Wisconsin’s disparities are not unique, said Douglas Marlowe, chief of science, policy and law at the National Association of Drug Court Treatment Professionals. “The entire criminal justice system in every state, county and the federal system has some evidence of disparities, from arrest rates through prisoner reentry,” he said.

Despite money boost, resources still scarce

Wisconsin began supporting drug courts in 2005 through a program called Treatment Alternatives and Diversion, also known as TAD. Since then, so-called problem-solving courts in 37 counties have received about $4 million from the state.

A recent UW-Madison study found that for every $1 the state spends on TAD programs, there is a net benefit of $1.96.
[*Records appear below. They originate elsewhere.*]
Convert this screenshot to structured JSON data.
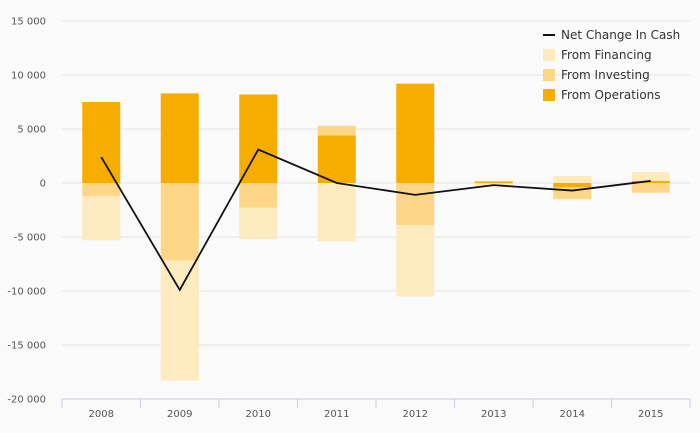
{
  "chart_data": {
    "type": "bar",
    "stacked": true,
    "categories": [
      "2008",
      "2009",
      "2010",
      "2011",
      "2012",
      "2013",
      "2014",
      "2015"
    ],
    "series": [
      {
        "name": "From Operations",
        "type": "bar",
        "color": "#f7ad00",
        "values": [
          7500,
          8300,
          8200,
          4400,
          9200,
          150,
          -400,
          200
        ]
      },
      {
        "name": "From Investing",
        "type": "bar",
        "color": "#fdd688",
        "values": [
          -1200,
          -7200,
          -2300,
          900,
          -3900,
          -50,
          -1100,
          -900
        ]
      },
      {
        "name": "From Financing",
        "type": "bar",
        "color": "#fdeabe",
        "values": [
          -4100,
          -11100,
          -2900,
          -5400,
          -6600,
          -250,
          650,
          800
        ]
      },
      {
        "name": "Net Change In Cash",
        "type": "line",
        "color": "#111111",
        "values": [
          2400,
          -9900,
          3100,
          0,
          -1100,
          -200,
          -700,
          200
        ]
      }
    ],
    "ylim": [
      -20000,
      15000
    ],
    "yticks": [
      15000,
      10000,
      5000,
      0,
      -5000,
      -10000,
      -15000,
      -20000
    ],
    "ytick_labels": [
      "15 000",
      "10 000",
      "5 000",
      "0",
      "-5 000",
      "-10 000",
      "-15 000",
      "-20 000"
    ],
    "legend_items": [
      "Net Change In Cash",
      "From Financing",
      "From Investing",
      "From Operations"
    ],
    "legend_position": "top-right",
    "grid": true
  }
}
Some judges, including those in Dane County, have taken steps to get more high-risk offenders into drug court. The theory is that more African-Americans, who are more likely to be high-risk offenders, will gain access to the program, Colas said.

The Dane County reorganization, which began in 2013 and was fully implemented in January of this year, now separates the drug court program into three risk levels based on a series of assessments. Studies, including one by Marlowe, suggest that including the most hard-core offenders, and tailoring the program to their needs, has the biggest payoff.

“I am a huge advocate of developing separate tracks based on risk and need,” Marlowe said. “If participants receive services appropriately matched to their needs, this is very likely to reduce disproportionate impacts on minorities resulting from a one-size-fits-all approach.”

Policymakers also are contemplating changes. A legislative committee is studying Wisconsin’s problem-solving court system and considering recommendations for improvement.

Colas said many offenders can turn their lives around with the help of drug court.

“They are real human beings with real challenges and real potential,” Colas said. “And we always have to keep that in mind, I think.”